The mother of an Indian student brutally assaulted in Australia has demanded “harshest possible” punishment to his assailants.
Speaking from her brother’s home in Pakhowal village in northern Indian state of Punjab, Sarabjit Kaur said an “exemplary punishment” to his assailants would prevent such incidents in future.
Manrajwinder Singh, 20, from Reservior suffered serious injuries after a gang of eight men and a woman kicked and kneed him while he was standing with two other friends near the footpath east of Princess Bridge at 4:15am on Sunday morning.
The Victorian police are investigating the attack and have arrested three attackers – a 17-year-old Sydenham boy, 16 year-old St Albans boy and a 15-year-old Ascot Vale boy – so far.
Following the footsteps of his elder brother Yadwinder Singh, 25, who has now become an Australian citizen, Mr Singh had left for Australia in February last year to study accounts at Cambridge College.
Fighting back her tears, Ms Kaur said she wants to be with her son as soon as possible.
“I can’t see my child in pain. I want to be there with him and tell him to wake up from coma.”
“My husband who works in Greece is coming back in a day or two. We will both file our visa applications on Monday and leave for Australia as soon as we have our papers ready.”

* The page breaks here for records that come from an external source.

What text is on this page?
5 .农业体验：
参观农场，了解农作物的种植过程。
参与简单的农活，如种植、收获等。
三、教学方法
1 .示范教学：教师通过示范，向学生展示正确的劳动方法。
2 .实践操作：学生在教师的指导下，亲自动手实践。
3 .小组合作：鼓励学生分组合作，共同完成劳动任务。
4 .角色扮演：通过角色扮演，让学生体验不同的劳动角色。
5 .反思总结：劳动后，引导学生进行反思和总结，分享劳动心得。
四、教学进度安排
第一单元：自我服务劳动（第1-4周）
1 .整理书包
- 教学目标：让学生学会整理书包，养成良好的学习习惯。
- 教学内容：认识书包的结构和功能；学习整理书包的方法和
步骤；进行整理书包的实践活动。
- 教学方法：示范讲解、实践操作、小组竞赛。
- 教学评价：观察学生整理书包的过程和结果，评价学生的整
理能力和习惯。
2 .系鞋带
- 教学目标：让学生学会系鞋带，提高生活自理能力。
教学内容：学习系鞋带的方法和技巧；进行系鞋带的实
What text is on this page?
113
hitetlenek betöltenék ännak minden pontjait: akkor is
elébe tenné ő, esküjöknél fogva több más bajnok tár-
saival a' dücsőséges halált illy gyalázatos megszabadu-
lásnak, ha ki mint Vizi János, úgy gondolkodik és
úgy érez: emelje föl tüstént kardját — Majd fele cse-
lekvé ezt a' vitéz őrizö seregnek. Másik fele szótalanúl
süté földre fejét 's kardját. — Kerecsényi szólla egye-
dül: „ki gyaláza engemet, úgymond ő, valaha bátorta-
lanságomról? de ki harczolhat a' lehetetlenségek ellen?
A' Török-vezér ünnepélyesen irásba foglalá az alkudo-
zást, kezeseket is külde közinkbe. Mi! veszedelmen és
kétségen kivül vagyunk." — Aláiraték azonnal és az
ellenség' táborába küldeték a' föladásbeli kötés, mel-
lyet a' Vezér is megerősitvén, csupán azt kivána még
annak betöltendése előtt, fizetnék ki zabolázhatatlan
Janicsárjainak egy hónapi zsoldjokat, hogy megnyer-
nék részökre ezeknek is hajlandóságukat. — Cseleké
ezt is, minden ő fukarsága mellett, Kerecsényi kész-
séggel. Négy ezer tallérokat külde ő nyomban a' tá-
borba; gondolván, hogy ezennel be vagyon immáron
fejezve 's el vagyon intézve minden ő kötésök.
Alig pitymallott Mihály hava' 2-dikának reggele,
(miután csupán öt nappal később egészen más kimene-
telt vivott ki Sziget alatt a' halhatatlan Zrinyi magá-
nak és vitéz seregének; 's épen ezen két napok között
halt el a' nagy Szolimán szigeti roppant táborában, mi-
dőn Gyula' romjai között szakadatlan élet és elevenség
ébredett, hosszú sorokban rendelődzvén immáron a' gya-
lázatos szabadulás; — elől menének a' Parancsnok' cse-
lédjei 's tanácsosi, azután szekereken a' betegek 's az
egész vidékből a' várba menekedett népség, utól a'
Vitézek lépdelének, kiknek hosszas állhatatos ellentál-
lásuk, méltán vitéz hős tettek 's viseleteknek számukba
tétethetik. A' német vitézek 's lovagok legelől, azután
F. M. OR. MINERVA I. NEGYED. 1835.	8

Ruing that Indian government hasn’t spoken to them so far, Ms Kaur thanked the Australian government for what she described as “best possible treatment to her son.”
“Australian High Commission in New Delhi in speaking to us constantly and I am sure they will help us in these tragic times,” said Ms Kaur.
Mr Singh is still in coma, but is responding well to the treatment, Mr Yadwinder has told the family.
“Bleeding has stopped and swelling has also subsided, Yadwinder told us over the phone last night,” said Malkit Singh Kang, Ms Kaur’s brother.
Ms Kaur has never travelled outside India because she had to take care of her father and mother-in-law, who are both sick, but this time she wants to board an earliest flight to Australia.
She said: “My husband wanted me to go with him to Greece but I refused for the sake of my in-laws.”
“This time, I want to sit beside my son who is struggling for life in Australia.”
On Saturday night, Ms Kaur had spoken to both his sons for more than hour and Mr Singh had told her that he is going for a movie with friends.
“We would talk three to four times every week over the phone and he would always tell me how much he missed me,” said Ms Kaur as she fought back her tears.
“He would tell me that I should also join them in Australia as it was a beautiful country.”
The only thing that made Ms Kaur feel worried about her sons was the newspaper reports about attacks on Indians in Australia.
She said: “I would always advise him to stay away from any trouble and try to focus only on his studies because I wanted him to be safe.”